Once the boil done, I put the boil kettle directly into the above mentioned ice bath, connect the chiller to the hose, and turn the water on.

This is by far the most annoying step of the process. I can never cool my beer fast enough or cold enough it seems.  This step usually takes me about 20-30 minutes to get the beer down to 80 degrees (and I would like the wort about 10 degrees cooler). While the cooling is happening, I sanitize my fermentation bucket and all tools I might need to transfer the beer (hydrometer, lid, airlock).

I then pour the beer into the fermentation bucket.  I do not do any sort of filtering. I used to stir vigorously for a few minutes to oxygenate the wort but stopped because I came to the conclusion that pouring the beer into the bucket was enough (I am probably wrong).

Now I pitch the yeast, seal the bucket with lid and airlock and let it ferment. I usually ferment for a minimum of 2 weeks.  I will transfer to a secondary carboy if I have the time and motivation.  Beers are noticeably clearer when I do this.

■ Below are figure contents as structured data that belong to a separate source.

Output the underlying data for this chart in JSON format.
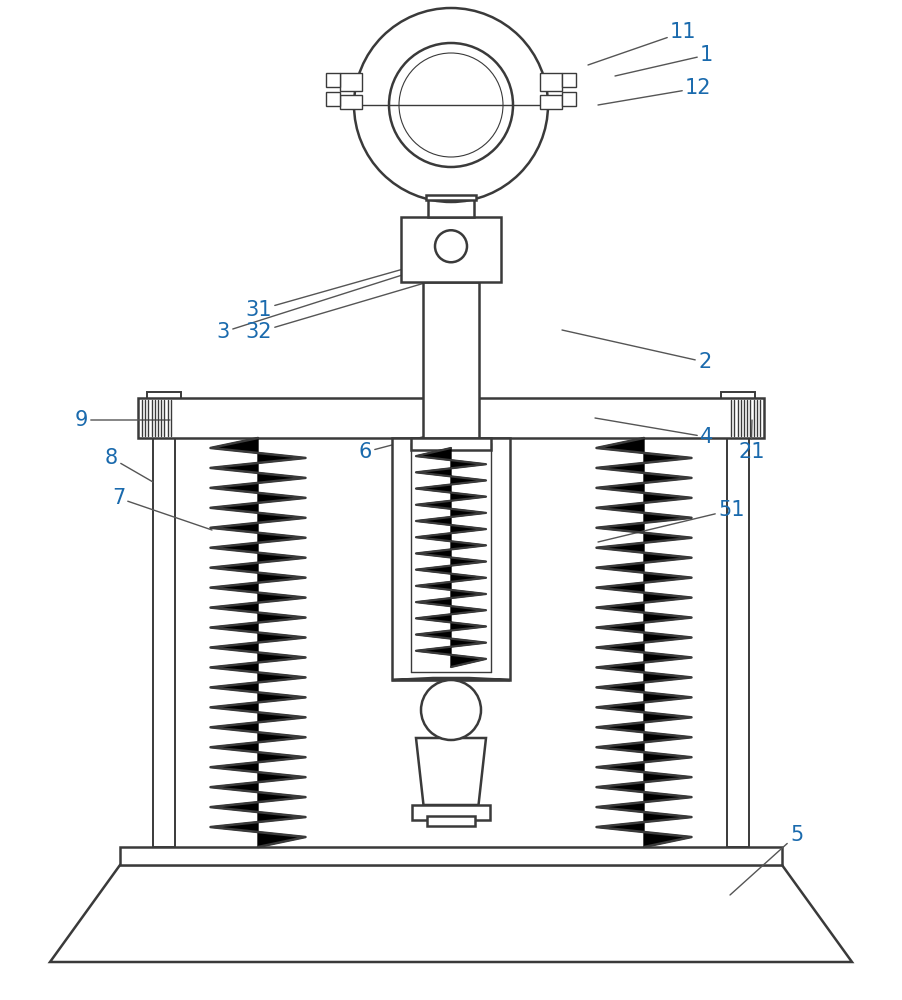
{
  "bg_color": "#ffffff",
  "line_color": "#3a3a3a",
  "label_color": "#1a6aad",
  "fig_width": 9.02,
  "fig_height": 10.0
}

Most of my fermentations do not look this good.

Step 6: Kegging

After about 2 weeks, up to a month, I use an siphon to move the beer into a sanitized keg.

Once kegged, I wait at least a week to try my beer.  I have noticed that beers seems to "mature" at about 3 months though.  I am not sure if this is from drinking the beer and getting rid of any sediment or if there is a process that takes place in the keg that actually changes the taste.

Step 7: Cleaning

When I kick a keg, I generally rinse the keg out.  Then add some cleanser to the keg and shake vigorously. I then connect the keg back to the line it was connected to and run the cleanser through the beer lines and tap. Then the keg gets emptied and I follow that same process with sanitizier. At the end, I leave the sanitizer in the beer line to prevent anything from growing. I empty the keg and keep it in a clean place for use whenever my fermentation is done.

Next Steps

There are a few directions I think I need to go but am undecided on which to do first.

  • Get a hop filter so that all the boiled hops can be taken out of the wort before fermentation
  • Get a conical fermenter so that I can remove the trub at the end of fermentation without the need for a secondary.
  • Save up and buy/build a full brew system with fancy pumps and everything.  I could probably do this in stages (build the frame first, then burners, then pump(s), etc.)
  • Get a plate chiller for faster cooling
  • Start making yeast starters (I did this for a while, seemingly without much success/impact).
  • Get more people to drink my beer so I can brew more often.